Studio album by Lucio Battisti
- Released: December 1974
- Studio: Fono Roma (Cologno Monzese)
- Genre: Progressive rock, pop rock, psychedelic rock
- Length: 47:59
- Label: Numero Uno
- Producer: Lucio Battisti, Mogol

Lucio Battisti chronology
| Il nostro caro angelo (1973) | Anima latina (1974) | Lucio Battisti, la batteria, il contrabbasso, eccetera (1976) |

= Anima latina =

Anima latina (Latin soul) is the ninth studio album by the Italian singer-songwriter Lucio Battisti. It was released in December 1974 by Numero Uno. The album was arranged and produced by the lyricist Mogol and Battisti in its entirety, with performances by various semi-unknown musicians. It is considered one of Battisti's masterpieces for signaling a significant departure from his previous records.
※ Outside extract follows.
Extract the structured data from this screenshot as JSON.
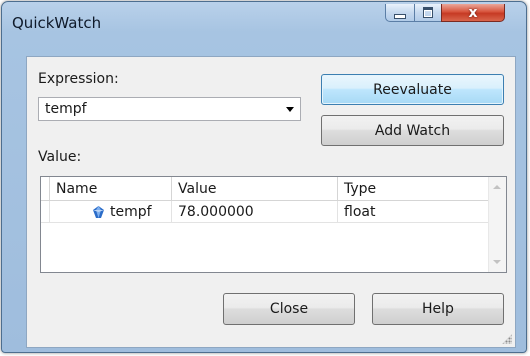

Anima latina was Italy's eighth best-selling album of 1975.

Professional ratings
Review scores
| Source | Rating |
| Allmusic | Star |
| Ondarock | – milestone |

==The album==
Anima latina was meant by Battisti as an experiment, "the exact point of rupture between [his] yesterday and [his] tomorrow". The album was conceived after a trip which Battisti took to South America and is particularly influenced by Brazilian music.

== Charts ==
=== Weekly charts===

| Chart (1974–5) | Highest position |
|---|---|
| Italy (Musica e dischi) | 1 |

| Chart (2007–11) | Peak position |
|---|---|
| Italy (FIMI) | 81 |

== Track listing ==
All lyrics written by Mogol, all music composed by Battisti.
1. "Abbracciala abbracciali abbracciati" (Embrace Her, Embrace Them, Embrace Yourself) – 7:04
2. "Due mondi" (Two Worlds) – 5:13
3. "Anonimo" (Anonymous) – 7:03
4. "Gli uomini celesti" (The Celestial Men) – 5:06
5. "Gli uomini celesti (ripresa)" (The Celestial Men (reprise)) – 0:52
6. "Due mondi (ripresa)" (Two Worlds (reprise)) – 1:10
7. "Anima latina" (Latin Soul) – 6:37
8. "Il salame" (The Salami) – 3:38
9. "La nuova America" (The New America) – 2:49
10. "Macchina del tempo" (Time Machine) – 6:59
11. "Separazione naturale" (Natural Separation) – 1:28

==Personnel==
- Alberto Radius - backing vocals
- Gianni Bogliano - trombone
- Lucio Battisti - arranger, theorbo, composer, guitar, keyboards, piano, primary artist, vocals
- Fabio Berruti - artwork, graphic design
- Piero Bravin - sound technician
- Pippo Colucci - trumpet
- Mara Cubeddu - vocals (on "Due mondi"), backing vocals
- Gianni Dall'Aglio - drums
- La Rosa, Antonio - remastering
- Massimo Luca - guitar
- Claudio Maioli - keyboards
- Mogol - composer
- Caesar Monti - photography
- Gigi Mucciolo - trumpet
- Dodo Nileb (Franco Loprevite) - percussion
- Claudio Pascoli - drums, flute
- Gneo Pompeo - strings, synthesizer
- Bob Wayne (Bob Callero) - bass, basso continuo

The name "Gneo Pompeo" (Italian for Gnaeus Pompeius) is a pseudonym and is widely believed to stand for Gian Piero Reverberi. It has also been claimed that it stands for Gabriele Lorenzi.